The guidance also lays out the timeline for the state outreach. The timeline makes clear that the attempt to keep the looming coverage losses out of the public view until after the midterm elections will not be entirely successful. States must start notifying people enrolled in Medicaid expansion coverage about the new restrictions beginning by September at the latest. States wishing to require longer periods of work and community engagement prior to renewal will have to initiate outreach earlier in the summer of 2026. This is an insufficient timeline given the complexity of the new administrative burdens but it follows the minimum notification requirement included in the statute.

There are some slivers of good news in this guidance including clarification that if an individual successfully reports compliance with the work reporting requirement during the renewal review period for the requisite number of months (one to three as determined by the state), the state cannot dictate which months those are.

CMS said it is developing the interim final rule and will provide additional guidance focusing on topics such as the use of reliable information, the role of Managed Care Organizations and six-month redeterminations.

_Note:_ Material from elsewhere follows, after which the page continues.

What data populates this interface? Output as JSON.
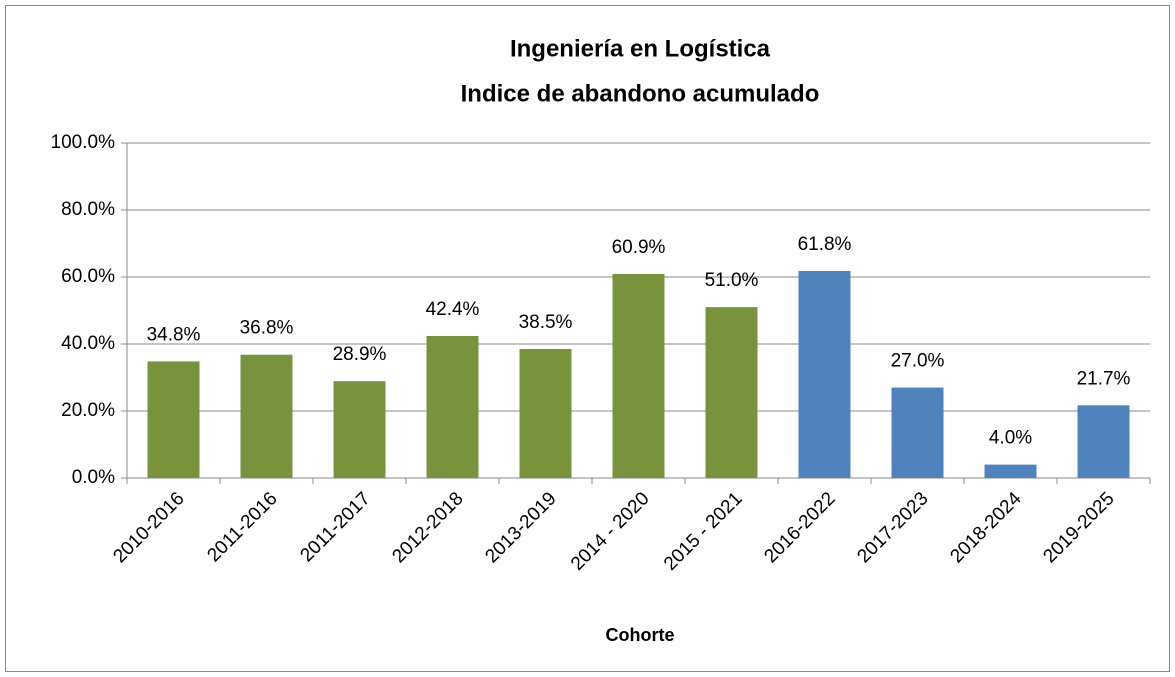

As we’ve blogged about many times, work reporting requirements will not support work but they will cause people who desperately need to have access to health insurance to lose it. The goal for CMS and state Medicaid agencies should be to ensure that eligible people do not lose their health coverage due to red tape barriers. Losing health coverage impacts health, leads to greater medical debt and provides less financial security for the whole family. Many of those covered through Medicaid expansion are parents and research shows that the expansion of Medicaid to adults created a “welcome mat” effect for children.  When parents lose coverage due to ineffective communications efforts and onerous new administrative barriers, children are likely to become uninsured too. We call that the “unwelcome mat” effect. CMS should require states to do very clear communications campaigns to states that parents with children under 14 are not impacted and under no circumstances should their children be impacted.